Petitioners to High Court: Help prisoners vote in municipal elections

Lawyer: While law doesn't ban prisoners from voting, jails don't have apparatus to allow for it.

A Tel Aviv man votes with his dog 370 (photo credit: Nir Elias/Reuters)
A Tel Aviv man votes with his dog 370
(photo credit: Nir Elias/Reuters)
With ballot boxes opening across Israel for municipal elections on Tuesday, one group of petitioners has called on the High Court to take steps to ensure the country’s over 11,000 prisoners doing time will have their voices heard.
Attorney Havah Klein who drafted the lawsuit along with Attorney Ayal Shmolovitz, said that while the law doesn’t ban them from voting, logistically it’s not set up for it “because jails simply don’t have the apparatus set up to allow the voting”

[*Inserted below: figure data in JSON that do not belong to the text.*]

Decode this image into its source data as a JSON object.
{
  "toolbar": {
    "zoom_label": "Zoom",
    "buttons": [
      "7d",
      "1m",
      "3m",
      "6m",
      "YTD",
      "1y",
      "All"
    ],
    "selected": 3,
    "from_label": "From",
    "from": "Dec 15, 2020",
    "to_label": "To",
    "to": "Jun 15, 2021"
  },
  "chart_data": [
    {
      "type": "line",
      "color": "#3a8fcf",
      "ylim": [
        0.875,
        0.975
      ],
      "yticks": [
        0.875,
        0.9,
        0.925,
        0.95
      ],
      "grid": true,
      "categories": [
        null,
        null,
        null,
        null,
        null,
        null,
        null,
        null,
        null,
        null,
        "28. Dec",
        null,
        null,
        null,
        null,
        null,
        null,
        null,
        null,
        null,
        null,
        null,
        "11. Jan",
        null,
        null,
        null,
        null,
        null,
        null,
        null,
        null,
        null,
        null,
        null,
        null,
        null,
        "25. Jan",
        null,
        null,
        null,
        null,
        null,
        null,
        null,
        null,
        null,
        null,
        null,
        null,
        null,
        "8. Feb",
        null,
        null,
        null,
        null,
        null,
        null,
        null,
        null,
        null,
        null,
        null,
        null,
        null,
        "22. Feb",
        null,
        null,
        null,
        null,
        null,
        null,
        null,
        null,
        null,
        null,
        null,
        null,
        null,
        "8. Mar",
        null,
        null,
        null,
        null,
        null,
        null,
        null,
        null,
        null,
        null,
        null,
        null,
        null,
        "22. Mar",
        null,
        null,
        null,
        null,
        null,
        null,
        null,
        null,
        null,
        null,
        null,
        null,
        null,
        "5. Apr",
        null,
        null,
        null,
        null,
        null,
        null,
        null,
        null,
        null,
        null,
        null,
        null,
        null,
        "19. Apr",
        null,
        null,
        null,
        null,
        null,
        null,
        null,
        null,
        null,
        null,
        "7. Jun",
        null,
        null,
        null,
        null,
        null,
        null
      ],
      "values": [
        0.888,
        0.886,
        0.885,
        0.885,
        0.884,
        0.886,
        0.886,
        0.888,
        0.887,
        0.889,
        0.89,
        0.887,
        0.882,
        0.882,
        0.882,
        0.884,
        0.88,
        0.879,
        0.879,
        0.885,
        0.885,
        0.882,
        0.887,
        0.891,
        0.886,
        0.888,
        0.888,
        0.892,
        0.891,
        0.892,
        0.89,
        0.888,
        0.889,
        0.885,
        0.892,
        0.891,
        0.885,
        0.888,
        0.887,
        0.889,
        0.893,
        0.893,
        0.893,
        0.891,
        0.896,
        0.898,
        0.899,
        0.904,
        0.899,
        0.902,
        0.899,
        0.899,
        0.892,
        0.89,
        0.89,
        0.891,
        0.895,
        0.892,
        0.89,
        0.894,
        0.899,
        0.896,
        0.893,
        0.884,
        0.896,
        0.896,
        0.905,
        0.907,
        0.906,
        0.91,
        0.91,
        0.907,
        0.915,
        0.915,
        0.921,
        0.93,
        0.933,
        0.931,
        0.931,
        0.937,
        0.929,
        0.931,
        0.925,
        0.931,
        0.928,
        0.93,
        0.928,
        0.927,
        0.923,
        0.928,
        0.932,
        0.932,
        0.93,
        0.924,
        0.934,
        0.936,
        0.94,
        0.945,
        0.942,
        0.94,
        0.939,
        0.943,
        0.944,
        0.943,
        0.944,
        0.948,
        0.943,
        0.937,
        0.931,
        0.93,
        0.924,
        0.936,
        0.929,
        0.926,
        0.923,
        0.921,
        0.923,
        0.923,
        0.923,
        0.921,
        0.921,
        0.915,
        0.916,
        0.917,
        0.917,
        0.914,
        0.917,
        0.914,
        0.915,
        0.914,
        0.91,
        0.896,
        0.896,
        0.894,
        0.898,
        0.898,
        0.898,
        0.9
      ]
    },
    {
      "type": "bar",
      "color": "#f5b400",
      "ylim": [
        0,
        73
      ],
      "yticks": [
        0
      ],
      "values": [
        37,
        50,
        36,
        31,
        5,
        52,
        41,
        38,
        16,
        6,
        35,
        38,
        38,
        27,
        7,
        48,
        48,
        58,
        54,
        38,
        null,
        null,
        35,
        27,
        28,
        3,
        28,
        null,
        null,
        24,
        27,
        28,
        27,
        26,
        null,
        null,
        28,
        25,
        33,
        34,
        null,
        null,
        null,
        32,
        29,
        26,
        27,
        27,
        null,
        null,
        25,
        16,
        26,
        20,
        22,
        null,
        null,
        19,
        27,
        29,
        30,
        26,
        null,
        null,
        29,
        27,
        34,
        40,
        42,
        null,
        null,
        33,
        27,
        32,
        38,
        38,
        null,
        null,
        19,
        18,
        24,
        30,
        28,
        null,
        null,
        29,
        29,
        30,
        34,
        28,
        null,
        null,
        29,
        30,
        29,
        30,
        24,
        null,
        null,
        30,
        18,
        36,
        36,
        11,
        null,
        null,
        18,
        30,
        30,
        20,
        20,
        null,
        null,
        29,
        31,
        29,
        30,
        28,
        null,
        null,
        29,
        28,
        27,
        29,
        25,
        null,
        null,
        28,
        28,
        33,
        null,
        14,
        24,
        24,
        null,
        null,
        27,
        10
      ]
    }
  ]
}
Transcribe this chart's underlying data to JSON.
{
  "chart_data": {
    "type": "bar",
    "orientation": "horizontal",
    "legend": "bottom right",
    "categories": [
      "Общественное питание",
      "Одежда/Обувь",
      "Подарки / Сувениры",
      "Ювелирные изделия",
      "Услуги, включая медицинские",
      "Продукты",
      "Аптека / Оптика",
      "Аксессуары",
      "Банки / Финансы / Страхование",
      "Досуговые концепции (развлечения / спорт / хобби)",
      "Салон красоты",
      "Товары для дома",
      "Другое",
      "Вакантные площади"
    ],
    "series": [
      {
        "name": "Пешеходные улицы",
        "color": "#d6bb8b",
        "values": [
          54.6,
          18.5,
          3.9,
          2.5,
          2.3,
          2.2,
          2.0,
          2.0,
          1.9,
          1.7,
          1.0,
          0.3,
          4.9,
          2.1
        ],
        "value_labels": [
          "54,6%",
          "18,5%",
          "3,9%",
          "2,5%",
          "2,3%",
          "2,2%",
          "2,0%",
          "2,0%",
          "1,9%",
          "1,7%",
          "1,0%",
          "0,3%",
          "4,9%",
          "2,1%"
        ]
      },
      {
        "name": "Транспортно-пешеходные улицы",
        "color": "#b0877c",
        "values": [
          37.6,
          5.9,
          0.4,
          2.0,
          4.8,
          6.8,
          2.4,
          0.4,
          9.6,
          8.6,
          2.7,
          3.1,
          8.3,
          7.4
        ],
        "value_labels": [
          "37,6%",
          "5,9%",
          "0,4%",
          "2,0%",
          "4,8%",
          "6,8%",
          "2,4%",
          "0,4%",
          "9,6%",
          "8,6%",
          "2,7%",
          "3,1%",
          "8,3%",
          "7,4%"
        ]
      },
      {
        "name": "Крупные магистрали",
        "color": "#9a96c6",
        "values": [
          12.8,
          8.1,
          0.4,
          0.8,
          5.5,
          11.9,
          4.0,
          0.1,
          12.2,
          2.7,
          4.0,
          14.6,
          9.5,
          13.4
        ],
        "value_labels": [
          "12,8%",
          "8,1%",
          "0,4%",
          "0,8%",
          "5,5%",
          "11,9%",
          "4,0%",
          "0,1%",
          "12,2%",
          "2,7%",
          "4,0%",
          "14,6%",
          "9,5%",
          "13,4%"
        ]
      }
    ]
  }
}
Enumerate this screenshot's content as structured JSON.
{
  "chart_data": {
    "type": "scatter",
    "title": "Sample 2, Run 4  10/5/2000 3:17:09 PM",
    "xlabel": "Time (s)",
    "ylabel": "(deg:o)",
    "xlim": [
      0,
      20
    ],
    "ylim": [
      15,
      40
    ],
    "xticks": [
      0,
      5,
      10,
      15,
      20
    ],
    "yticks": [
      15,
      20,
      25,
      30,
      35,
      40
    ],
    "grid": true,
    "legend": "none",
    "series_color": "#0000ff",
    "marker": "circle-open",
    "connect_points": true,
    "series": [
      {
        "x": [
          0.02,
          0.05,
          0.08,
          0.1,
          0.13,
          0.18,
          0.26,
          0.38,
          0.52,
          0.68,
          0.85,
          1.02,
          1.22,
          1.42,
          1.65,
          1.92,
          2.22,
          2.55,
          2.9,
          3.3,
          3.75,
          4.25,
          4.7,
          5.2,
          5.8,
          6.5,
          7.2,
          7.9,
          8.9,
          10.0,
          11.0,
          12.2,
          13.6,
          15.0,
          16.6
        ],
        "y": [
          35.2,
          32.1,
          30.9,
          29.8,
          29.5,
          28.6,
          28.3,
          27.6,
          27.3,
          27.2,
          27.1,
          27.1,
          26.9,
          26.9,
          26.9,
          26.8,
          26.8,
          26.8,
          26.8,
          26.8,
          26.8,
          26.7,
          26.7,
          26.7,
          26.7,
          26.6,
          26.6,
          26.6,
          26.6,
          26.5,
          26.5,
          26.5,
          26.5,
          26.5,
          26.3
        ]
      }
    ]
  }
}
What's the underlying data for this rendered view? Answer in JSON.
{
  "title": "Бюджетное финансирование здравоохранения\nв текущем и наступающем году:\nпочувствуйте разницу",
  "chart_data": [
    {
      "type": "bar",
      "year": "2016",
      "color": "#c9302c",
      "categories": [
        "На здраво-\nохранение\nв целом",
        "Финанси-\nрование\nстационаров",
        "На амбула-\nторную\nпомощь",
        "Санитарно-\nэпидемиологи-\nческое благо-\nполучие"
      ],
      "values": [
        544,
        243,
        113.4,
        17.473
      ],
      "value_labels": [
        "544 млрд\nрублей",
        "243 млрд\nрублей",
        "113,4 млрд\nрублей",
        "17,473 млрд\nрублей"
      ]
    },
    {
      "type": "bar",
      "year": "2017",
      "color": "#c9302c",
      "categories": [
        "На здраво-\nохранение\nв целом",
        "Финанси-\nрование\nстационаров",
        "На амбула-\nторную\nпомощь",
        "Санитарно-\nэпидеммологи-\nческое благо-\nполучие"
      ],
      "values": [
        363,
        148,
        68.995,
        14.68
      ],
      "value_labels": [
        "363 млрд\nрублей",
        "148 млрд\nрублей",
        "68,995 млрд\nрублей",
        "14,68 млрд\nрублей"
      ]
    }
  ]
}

It was presented in the names of three prisoners Elad Liberecht from Nitzan prison, Sergei Merlis from Rimonim prison, and Yehoshua Malchi in Maasiyahu prison, and calls for the high court to issue an explanation for why they are not organized to allow the prisoners to vote in their local election, as opposed to the general elections.  The petition calls for the court to issue an interim injunction to call on the prison service to carry out steps to facilitate the voting.
Klein said Sunday that the inability to vote isn’t a result of legal restrictions, rather the fact that the state hasn’t I implemented the technical means to facilitate the voting. She added that the prisoner vote could be of great significance in a number of municipal election races which are close.
Sivan Weitzman, the spokesperson for the IPS said that she had heard about the petition on Sunday and that while the law does allow prisoners to vote in municipal elections, the logistical difficulties of supplying voting lists for all the possible prisoners and their local authorities has always been an issue.
“Just think how many ballot boxes we’d have to put out and how many lists for all the different prisoners and their particular local authorities,” she said Sunday.
It’s a different story altogether for the national elections, which require simply making the national ballot lists available to prisoners. In the last national elections in January, 63% of the more than 11,000 eligible voters in Israel’s prisons voted.